Ainda nesse pensamento, os mesmos que afirmam, após a vitória eleitoral, que foi “a festa da democracia”, defendem que o voto impresso é melhor. A ironia é que não é desconhecimento deles, a história do nosso país que envolve o voto na cédula de papel com fraudes, títulos de eleitor de pessoas mortas usados em eleições, contagem de votos enquanto algumas cédulas eram rasgadas e por aí vai.
Quem não entende desses fatos nega a metodologia e o rigor que envolve a urna eletrônica. Existe uma ode à ignorância em se recusar a entender o processo.
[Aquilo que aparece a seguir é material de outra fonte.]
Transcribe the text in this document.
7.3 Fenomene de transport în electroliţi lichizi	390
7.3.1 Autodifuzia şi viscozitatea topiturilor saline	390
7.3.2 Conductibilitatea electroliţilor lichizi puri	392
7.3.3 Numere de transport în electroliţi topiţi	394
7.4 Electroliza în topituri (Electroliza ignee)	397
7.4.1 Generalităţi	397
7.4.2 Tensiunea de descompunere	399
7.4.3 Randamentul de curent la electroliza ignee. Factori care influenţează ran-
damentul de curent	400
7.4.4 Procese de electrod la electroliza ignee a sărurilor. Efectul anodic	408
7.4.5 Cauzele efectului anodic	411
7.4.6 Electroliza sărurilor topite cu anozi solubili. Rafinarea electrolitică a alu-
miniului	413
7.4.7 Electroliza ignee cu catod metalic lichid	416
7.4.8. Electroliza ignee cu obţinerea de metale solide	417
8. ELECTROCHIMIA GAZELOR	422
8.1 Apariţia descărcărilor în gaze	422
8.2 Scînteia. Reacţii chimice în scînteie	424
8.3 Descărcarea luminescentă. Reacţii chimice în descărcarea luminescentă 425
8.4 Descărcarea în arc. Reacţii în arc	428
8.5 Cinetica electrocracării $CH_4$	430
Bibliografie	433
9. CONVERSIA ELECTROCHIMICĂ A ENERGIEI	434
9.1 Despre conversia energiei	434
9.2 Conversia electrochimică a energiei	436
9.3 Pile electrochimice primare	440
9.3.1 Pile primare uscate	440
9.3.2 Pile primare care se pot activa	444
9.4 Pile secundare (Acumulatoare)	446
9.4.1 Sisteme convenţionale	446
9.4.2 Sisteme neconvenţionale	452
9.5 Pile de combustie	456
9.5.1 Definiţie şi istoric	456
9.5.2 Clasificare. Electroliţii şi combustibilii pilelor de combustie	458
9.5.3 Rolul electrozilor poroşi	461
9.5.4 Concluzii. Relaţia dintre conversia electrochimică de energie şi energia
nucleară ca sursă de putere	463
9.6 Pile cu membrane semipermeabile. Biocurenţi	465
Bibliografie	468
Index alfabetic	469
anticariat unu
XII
Este ano tive a infelicidade em escutar de um jovem em formação que “é claro que ele faria uma urna capaz de ser corrompida se alguém o pagasse e, por isso, ele não acredita em sua veracidade”. É uma triste maneira de medir a nossa política pelos estereótipos construídos ao longo dos anos e que servem para afastar cada vez mais o povo dos processos decisórios.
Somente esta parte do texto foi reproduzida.